Trump is not that group think guy. He was never that guy and never will be that guy. You don’t become a billionaire doing what every one else is doing only a little more. You become a billionaire by shattering the Overton Window or in market parlance the Eugen Fama Efficient Market Hypothesis window. You actually go against like George Soros the Bank of England and win or you buy a beaten down hotel next to Grand Central Station in New York City and turn it into a marquee property. Now this is of course both Trump’s strength and weakness: the fact that while in many ways incredibly responsive to his customers in this case voters he doesn’t accept the paint already on the canvas.
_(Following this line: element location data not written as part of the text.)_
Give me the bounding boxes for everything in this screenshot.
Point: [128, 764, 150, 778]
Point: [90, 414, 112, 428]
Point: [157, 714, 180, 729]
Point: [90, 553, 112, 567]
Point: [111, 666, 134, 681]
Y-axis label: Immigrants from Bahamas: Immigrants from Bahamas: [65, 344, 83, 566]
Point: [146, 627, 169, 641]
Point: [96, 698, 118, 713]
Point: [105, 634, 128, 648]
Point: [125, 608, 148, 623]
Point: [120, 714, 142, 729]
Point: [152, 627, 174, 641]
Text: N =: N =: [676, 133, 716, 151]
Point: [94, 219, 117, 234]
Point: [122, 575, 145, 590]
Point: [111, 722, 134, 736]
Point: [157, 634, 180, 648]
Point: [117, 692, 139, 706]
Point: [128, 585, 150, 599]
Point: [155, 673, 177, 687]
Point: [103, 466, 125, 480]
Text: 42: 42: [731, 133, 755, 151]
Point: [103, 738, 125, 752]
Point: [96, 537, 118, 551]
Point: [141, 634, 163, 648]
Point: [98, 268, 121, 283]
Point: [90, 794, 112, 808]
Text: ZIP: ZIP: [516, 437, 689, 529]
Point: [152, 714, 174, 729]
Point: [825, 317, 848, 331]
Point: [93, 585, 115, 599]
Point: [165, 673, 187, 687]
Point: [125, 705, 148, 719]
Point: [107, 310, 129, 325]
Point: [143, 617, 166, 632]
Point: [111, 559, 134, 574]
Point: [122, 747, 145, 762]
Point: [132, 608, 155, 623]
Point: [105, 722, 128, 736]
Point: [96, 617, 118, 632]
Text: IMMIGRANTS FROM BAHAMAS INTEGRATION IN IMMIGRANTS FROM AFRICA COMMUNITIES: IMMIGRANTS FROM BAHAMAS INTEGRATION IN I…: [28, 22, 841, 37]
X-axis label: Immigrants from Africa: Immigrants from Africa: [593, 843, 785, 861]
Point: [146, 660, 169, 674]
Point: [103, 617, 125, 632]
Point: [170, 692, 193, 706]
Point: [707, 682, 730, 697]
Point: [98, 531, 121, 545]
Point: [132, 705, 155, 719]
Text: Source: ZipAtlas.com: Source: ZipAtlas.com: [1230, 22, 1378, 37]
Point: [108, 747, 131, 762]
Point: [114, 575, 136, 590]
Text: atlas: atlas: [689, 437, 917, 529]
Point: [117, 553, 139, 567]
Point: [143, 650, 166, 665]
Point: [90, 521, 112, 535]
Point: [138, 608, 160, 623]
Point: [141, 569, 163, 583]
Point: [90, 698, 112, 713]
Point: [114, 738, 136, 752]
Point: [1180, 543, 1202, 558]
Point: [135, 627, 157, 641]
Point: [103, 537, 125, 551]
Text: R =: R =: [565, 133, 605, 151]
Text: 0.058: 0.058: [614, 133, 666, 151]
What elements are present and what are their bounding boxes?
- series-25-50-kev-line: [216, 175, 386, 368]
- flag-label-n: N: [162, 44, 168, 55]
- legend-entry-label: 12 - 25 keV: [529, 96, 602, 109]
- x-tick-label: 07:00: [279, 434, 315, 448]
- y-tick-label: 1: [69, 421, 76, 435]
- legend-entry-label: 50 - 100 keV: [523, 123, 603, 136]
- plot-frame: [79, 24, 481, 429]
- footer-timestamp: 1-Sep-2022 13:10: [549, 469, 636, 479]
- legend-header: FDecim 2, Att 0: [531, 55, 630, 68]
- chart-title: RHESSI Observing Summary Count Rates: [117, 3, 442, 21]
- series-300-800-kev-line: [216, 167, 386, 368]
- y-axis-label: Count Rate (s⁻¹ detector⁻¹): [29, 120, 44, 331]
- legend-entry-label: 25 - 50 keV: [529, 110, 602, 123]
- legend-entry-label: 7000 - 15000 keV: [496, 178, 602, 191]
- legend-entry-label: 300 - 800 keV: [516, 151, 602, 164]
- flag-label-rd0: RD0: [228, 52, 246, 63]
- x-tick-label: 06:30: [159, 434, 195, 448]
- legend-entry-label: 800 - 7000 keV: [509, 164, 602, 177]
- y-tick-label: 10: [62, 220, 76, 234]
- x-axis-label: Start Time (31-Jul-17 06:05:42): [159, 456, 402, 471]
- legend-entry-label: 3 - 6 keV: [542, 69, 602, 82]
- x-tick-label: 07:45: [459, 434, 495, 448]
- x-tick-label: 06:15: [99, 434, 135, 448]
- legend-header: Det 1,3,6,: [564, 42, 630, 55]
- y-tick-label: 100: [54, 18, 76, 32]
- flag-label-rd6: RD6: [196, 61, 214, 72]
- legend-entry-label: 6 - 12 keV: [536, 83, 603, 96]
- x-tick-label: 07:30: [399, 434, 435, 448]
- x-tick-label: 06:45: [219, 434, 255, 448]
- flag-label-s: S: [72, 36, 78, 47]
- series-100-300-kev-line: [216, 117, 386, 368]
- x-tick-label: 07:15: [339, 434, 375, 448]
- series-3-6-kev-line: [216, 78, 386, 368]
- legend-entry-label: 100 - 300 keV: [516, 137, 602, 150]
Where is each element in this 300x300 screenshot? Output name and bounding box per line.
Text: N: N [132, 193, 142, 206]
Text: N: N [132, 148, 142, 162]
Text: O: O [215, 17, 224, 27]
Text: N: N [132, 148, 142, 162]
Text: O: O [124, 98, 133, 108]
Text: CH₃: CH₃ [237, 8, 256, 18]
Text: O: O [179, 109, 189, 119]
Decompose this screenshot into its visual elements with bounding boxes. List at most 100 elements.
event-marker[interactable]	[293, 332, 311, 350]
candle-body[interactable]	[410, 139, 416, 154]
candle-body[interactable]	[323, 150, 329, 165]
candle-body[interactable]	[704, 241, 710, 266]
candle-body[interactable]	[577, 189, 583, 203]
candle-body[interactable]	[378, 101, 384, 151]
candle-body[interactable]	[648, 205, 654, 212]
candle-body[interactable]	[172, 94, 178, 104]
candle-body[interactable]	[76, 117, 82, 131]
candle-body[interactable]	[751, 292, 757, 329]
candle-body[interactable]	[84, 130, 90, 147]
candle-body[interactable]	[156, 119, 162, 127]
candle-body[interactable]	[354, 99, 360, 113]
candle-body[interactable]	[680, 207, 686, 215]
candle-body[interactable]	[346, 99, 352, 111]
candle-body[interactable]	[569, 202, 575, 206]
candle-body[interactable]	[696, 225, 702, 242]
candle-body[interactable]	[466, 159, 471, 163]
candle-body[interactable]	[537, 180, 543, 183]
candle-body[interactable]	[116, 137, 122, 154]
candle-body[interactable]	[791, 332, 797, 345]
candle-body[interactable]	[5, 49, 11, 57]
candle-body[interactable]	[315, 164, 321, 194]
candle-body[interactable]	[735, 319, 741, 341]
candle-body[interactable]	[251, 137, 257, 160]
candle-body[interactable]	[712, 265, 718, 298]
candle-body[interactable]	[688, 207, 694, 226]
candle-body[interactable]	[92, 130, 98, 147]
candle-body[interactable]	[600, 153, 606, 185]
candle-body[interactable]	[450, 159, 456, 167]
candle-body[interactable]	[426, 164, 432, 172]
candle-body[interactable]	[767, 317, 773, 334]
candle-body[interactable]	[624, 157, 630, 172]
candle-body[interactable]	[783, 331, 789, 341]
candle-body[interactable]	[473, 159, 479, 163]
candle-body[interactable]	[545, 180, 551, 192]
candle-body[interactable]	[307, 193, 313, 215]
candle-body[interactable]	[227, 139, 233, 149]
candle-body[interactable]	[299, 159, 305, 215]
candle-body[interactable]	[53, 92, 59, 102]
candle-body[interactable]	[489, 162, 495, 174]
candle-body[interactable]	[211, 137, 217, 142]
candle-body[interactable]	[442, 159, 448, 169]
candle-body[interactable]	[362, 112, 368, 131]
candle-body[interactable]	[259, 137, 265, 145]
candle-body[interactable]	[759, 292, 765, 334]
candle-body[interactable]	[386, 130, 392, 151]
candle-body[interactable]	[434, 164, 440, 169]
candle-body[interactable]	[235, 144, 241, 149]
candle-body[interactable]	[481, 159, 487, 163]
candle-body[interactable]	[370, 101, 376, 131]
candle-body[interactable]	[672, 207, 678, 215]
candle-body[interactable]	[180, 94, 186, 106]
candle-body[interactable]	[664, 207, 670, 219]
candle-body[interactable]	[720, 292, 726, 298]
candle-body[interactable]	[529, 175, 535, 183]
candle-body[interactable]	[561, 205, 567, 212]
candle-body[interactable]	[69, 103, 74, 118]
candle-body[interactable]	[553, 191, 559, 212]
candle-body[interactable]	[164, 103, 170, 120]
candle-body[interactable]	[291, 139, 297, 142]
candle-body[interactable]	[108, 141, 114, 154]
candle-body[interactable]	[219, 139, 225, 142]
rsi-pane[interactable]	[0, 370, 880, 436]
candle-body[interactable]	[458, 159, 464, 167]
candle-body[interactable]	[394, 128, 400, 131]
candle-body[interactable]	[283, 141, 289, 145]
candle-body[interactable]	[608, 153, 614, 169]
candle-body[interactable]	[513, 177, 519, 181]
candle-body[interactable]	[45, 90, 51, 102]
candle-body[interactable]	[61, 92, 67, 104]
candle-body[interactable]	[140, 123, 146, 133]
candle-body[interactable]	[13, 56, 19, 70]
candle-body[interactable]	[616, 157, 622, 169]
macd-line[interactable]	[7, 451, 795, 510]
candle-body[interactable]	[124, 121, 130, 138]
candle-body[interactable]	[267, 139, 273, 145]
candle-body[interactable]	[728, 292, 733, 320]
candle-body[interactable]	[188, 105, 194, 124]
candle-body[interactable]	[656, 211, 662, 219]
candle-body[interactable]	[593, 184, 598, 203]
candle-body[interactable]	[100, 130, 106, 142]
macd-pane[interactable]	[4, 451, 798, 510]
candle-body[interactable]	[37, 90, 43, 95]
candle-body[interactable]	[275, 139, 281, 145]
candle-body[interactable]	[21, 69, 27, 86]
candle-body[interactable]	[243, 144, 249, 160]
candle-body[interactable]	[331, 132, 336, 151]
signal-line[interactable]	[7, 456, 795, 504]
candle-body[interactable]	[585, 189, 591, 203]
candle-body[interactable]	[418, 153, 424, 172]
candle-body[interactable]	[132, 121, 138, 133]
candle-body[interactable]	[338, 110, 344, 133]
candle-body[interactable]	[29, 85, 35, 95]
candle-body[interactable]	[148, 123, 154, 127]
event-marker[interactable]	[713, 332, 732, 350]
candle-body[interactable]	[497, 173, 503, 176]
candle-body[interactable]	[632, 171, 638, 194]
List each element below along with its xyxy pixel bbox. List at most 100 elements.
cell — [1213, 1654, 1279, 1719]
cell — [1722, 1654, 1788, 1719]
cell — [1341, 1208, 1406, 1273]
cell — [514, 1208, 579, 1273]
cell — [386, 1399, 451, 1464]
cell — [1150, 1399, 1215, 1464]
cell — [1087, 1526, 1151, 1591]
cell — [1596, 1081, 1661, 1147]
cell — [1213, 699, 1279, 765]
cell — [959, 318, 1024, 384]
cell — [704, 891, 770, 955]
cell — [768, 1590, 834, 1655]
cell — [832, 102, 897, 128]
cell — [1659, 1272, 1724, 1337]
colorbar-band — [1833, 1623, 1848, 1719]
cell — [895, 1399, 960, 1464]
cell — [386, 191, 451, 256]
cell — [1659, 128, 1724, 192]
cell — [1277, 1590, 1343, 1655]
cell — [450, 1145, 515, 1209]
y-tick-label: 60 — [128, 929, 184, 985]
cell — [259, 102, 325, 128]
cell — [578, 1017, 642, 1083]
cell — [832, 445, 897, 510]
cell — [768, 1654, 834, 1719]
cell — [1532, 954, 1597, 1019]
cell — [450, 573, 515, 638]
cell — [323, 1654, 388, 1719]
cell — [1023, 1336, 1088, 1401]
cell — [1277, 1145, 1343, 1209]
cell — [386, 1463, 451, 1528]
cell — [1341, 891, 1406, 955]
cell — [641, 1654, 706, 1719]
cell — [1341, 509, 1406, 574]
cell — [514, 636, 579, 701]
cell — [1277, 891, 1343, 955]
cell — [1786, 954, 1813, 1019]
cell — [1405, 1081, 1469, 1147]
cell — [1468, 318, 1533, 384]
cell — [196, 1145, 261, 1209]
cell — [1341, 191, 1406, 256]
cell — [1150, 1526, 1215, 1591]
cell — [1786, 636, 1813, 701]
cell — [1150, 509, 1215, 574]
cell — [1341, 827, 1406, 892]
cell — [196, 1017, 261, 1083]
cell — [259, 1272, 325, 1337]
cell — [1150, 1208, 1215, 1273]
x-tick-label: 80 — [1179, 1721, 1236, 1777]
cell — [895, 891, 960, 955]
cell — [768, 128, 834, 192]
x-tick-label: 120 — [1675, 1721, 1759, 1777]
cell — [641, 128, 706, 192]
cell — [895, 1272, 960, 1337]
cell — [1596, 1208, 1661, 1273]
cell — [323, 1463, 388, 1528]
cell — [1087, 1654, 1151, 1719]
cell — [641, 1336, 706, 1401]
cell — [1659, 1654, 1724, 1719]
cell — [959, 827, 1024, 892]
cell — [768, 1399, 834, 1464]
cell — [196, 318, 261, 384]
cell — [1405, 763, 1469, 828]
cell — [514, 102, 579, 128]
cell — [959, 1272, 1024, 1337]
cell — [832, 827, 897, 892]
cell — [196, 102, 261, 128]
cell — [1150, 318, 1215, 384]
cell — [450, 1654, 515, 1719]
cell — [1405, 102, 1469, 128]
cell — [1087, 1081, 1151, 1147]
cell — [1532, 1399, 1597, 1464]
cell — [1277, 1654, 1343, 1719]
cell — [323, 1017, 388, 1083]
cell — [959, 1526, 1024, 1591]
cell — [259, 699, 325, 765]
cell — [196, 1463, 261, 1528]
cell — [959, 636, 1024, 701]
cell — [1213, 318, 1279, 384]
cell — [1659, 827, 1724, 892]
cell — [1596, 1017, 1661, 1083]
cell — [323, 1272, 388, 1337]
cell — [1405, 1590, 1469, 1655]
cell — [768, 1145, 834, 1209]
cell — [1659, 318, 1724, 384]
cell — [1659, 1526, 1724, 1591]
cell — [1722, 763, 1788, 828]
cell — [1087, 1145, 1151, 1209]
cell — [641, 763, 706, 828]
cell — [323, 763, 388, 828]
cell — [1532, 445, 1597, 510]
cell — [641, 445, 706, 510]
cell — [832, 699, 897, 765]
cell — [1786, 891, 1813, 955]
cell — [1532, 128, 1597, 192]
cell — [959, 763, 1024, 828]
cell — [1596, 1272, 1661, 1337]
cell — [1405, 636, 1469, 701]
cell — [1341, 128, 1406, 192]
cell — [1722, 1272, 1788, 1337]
This caused him a lot of problems in his first term as he tried to change the canvas but metaphorically did not realize how resistant the paint was and tried to do so with the same palette and paint brushes. Here’s the key point though Trump is now back in power, he knows the canvas incredibly well, he’s got all new paint brushes and paint. And believers in the earlier consensus such as Musk and even Bezos and Zuckerberg are if anything now on his side. He is not going to do for better and for worse that old consensus group think thing. Think of it to continue the metaphor like the beginnings of abstract expressionism–and the art world itself is likely to move in this very direction in the next decade, but consider it as a big change of this sort. If you’re still thinking WPA huge worker murals as a market participant you are not prepared for what is coming on the horizon. You’re a little bit like an art curator or critic when abstract expressionism started to emerge as a powerful new art force in the 50’s. The Overton Window is about to change from a fairly predictable landscape painting or photograph perhaps in contemporary form of earth moving projects somewhere in the Third World to a complex Kandinsky, Pollock, or Dekooning painting or Siskind photo. Whatever you do don’t say you had no warning about this huge change to markets and valuations.

Disclaimer– the information discussed is simply one person’s opinion nothing more or less. It is only for entertainment purposes. By using this blog you assume all risks associated with using this advice, suggestions, information, conclusions and everything else contained here-in and that you completely and fully understand that you and you alone are 100 per cent responsible for anything that occurs from using this information and material in anyway whatsoever–regardless of how you interpret any discussion, conclusions or advice contained here-in. Any discussion of actual stocks or investments is in no way a recommendation and is only for educational purposes. You should listen to many competing opinions, consider all the counterfactuals to what is argued, seek out always if necessary professional advice, and of course ultimately make your own decisions about the markets.